Importante também se faz pensar no discurso que é desenvolvido no sistema penal, predominando o da “não violência”, sendo esta utilizada desde os tempos coloniais a fim de afagar qualquer tentativa de insurgência pelos oprimidos. Este discurso impera até os dias de hoje, tentando revestir o sistema penal de um ar de democracia, ao justificar que a justiça é para todos.
É para todos? Ocorre justamente o contrário – o arquétipo estereotipado da população carcerária como abordado acima, é de pretos e pobres, levando a conclusão lógica de que a justiça criminal é tudo, menos democrática.

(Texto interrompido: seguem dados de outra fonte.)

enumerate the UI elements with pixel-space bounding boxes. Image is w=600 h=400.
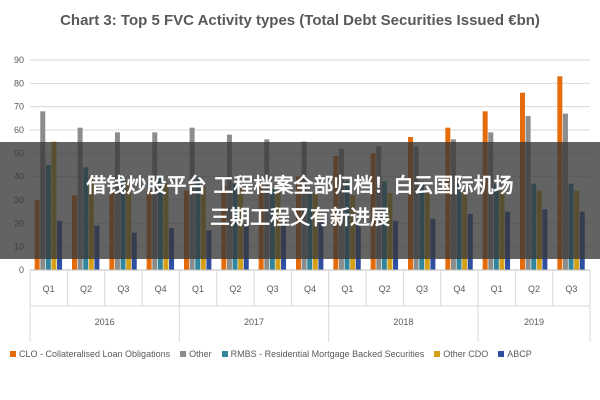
x-tick-label: Q2 <box>528 284 540 294</box>
x-tick-label: Q1 <box>341 284 353 294</box>
legend-swatch <box>221 351 228 357</box>
x-tick-label: Q3 <box>565 284 577 294</box>
legend-label: ABCP <box>507 349 532 359</box>
x-tick-label: Q4 <box>155 284 167 294</box>
overlay-line-1: 借钱炒股平台 工程档案全部归档！白云国际机场 <box>86 172 514 197</box>
legend-swatch <box>10 351 16 357</box>
x-tick-label: Q3 <box>117 284 129 294</box>
chart-title: Chart 3: Top 5 FVC Activity types (Total… <box>60 12 540 29</box>
x-tick-label: Q2 <box>229 284 241 294</box>
legend-swatch <box>180 351 187 357</box>
legend-label: RMBS - Residential Mortgage Backed Secur… <box>230 349 425 359</box>
legend-item: ABCP <box>498 349 532 359</box>
overlay-banner: 借钱炒股平台 工程档案全部归档！白云国际机场 三期工程又有新进展 <box>0 142 600 259</box>
legend-label: Other CDO <box>443 349 489 359</box>
legend-label: CLO - Collateralised Loan Obligations <box>19 349 171 359</box>
legend-swatch <box>434 351 441 357</box>
x-tick-label: Q1 <box>192 284 204 294</box>
x-tick-label: Q2 <box>80 284 92 294</box>
legend-item: RMBS - Residential Mortgage Backed Secur… <box>221 349 425 359</box>
x-tick-label: Q2 <box>379 284 391 294</box>
x-tick-label: Q3 <box>416 284 428 294</box>
legend: CLO - Collateralised Loan Obligations Oth… <box>10 349 595 359</box>
x-group-label: 2018 <box>393 317 413 327</box>
legend-label: Other <box>189 349 212 359</box>
overlay-line-2: 三期工程又有新进展 <box>210 204 390 229</box>
y-tick-label: 60 <box>14 125 24 135</box>
legend-item: CLO - Collateralised Loan Obligations <box>10 349 170 359</box>
y-tick-label: 70 <box>14 102 24 112</box>
x-axis-ticks: Q1 Q2 Q3 Q4 Q1 Q2 Q3 Q4 Q1 Q2 Q3 Q4 Q1 Q2 Q3 2016 2017 20… <box>29 269 591 342</box>
x-tick-label: Q1 <box>491 284 503 294</box>
y-tick-label: 90 <box>14 55 24 65</box>
x-tick-label: Q1 <box>43 284 55 294</box>
y-tick-label: 0 <box>19 265 24 275</box>
legend-item: Other CDO <box>434 349 488 359</box>
legend-swatch <box>498 351 505 357</box>
legend-item: Other <box>180 349 212 359</box>
x-group-label: 2016 <box>95 317 115 327</box>
x-tick-label: Q4 <box>304 284 316 294</box>
x-group-label: 2017 <box>244 317 264 327</box>
x-tick-label: Q3 <box>267 284 279 294</box>
x-tick-label: Q4 <box>453 284 465 294</box>
y-tick-label: 80 <box>14 78 24 88</box>
x-group-label: 2019 <box>524 317 544 327</box>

Esta seletividade está impregnada no sistema, o que reforça o processo de racionalização do poder punitivo e do direito penal no Brasil, que gera como resultado a reprodução do racismo e como produto dele, a criminalização e o extermínio da população negra.
Desse modo, entender o processo de colonização enquanto um sistema de dominação econômica e política num espaço geográfico povoado por raças e povos de culturas diferentes implica em constatar que o Direito Penal esteve sempre a serviço das classes privilegiadas.
Nessa seara, as práticas punitivas já começam nas ruas, sendo a população negra e pobre a cliente do sistema, o que reafirma a dinâmica e a ordem hierárquica social/racial que se impõe de maneira violenta e desproporcional. O recado é relativo ao papel e o lugar de cada um na estrutura social. Ao longo de centenários, se gerou um enorme abismo entre brancos e pessoas de cor, e o equilíbrio que nunca existiu torna-se cada vez mais difícil de alcançar.
Não é à toa que o extermínio da população negra foi se consolidando na rotina dos sistemas penais a fim de dar continuidade às relações de poder herdadas do processo de colonização.
Obviamente, para toda doença deve existir um tratamento. Sem dúvida, o atual sistema penal/carcerário é desumano, falido e não transforma para melhor os cidadãos que a ele são submetidos. Assim, é utópico acreditar na regeneração daqueles que se desviam do Direito, ainda mais sem políticas de educação/profissionalização e reinserção dosdetentos na sociedade.
O problema é muito mais complexo, com inúmeras causas e, certamente, algumas linhas de um texto nem de perto dão conta de expressar com profundidade a temática. Por outro lado, é um problema que desafia a todos – Forças de segurança, MP, Magistratura, Advocacia e Sociedade Civil.
Dr. Rafael Ricardo Jacomossi – Advogado inscrito na OAB/SP sob o nº 468.583 – Sócio Fundador – Jacomossi, Ranieri & Monteiro Andrade Advogados
Referências:
DUARTE, Evandro Piza; QUEIROZ, Marcos V. Lustosa; COSTA, Pedro Argolo. A Hipótese Colonial, um diálogo com Michel Foucault: a modernidade e o Atlântico Negro no centro do debate sobre racismo e sistema penal. Universitas JUS. v. 27, n. 2, 2016.
MONTEIRO, V. O.; DAMASCENO, R.A.; MORAIS, R.F. Uma imaginação anticolonial: a epistemologia do abolicionismo penal em torno dos sentidos da violência. Revista Direito e Praxis, vol.12, nº 01, p. 497-523, 2021.
SCHWARTZ, Lilia Moritz. Nem preto nem branco, muito pelo contrário: Cor e raça na sociabilidade brasileira. São Paulo: Claro Enigma. 2012.